Scripts are for fragile or repeatable execution
A script is useful when the workflow has steps that should not be reinvented every run: converting files, validating a schema, querying a known endpoint, checking a release artifact, or producing structured output. The skill should document how to run the script and what success looks like. The script itself should be non-interactive, have helpful errors, and return output the agent can parse.
Scripts are not a requirement. They are a way to lower risk when text instructions would leave too much room for variation.
References are for detail on demand
References are where longer policy, API, style, or domain material belongs. The key is explicit
routing. "Read references/api-errors.md if the upstream API returns a non-200
response" is useful. "See references for more" is not, because it leaves the agent to browse a
pile of files without a decision rule.
Assets make the skill executable in context
Assets can be templates, sample inputs, screenshots, style guides, schemas, boilerplate files, or other reusable material. They are especially useful for document generation, brand work, design systems, and repeatable reporting. The agent can use the asset rather than approximating it from memory.

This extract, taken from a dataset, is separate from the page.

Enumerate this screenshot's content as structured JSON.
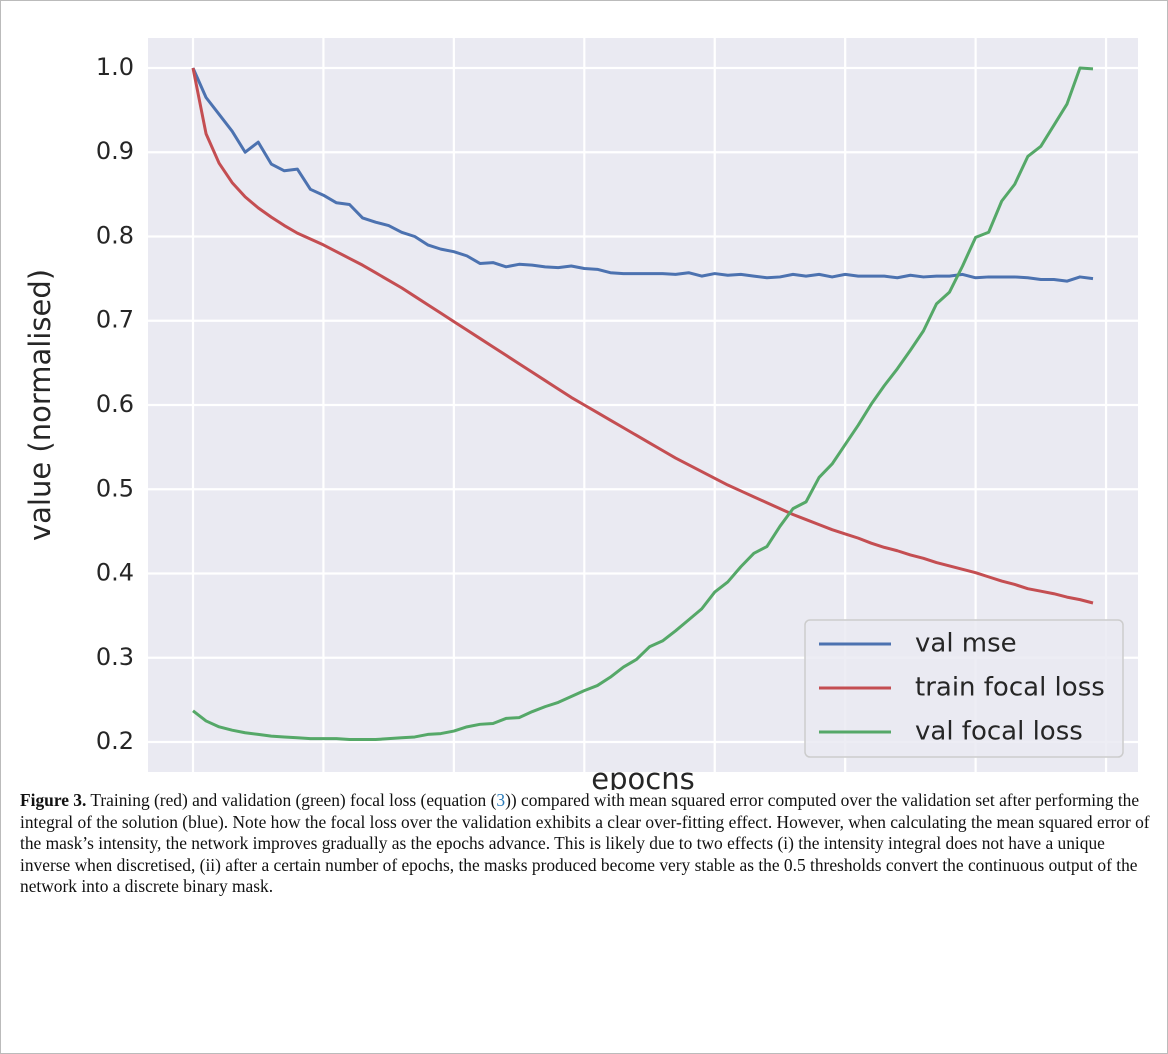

Progressive disclosure is the design pattern
Progressive disclosure is the reason skills can scale. At startup, an agent can load only the
name and description for many skills. When a task matches, it can load the selected
SKILL.md. If the skill points to references, scripts, or assets, the agent can
open only the material needed for the current case.
Metadata is available broadly so the agent can recognize the capability.
The selected SKILL.md body enters context when the task calls for it.
Referenced files, templates, and scripts are loaded or run only when needed.
That structure is what lets skills converge across agents. Different products may install,
invoke, and sandbox skills differently, but a directory with a concise SKILL.md
and clearly routed supporting files is easy for many agent clients to understand.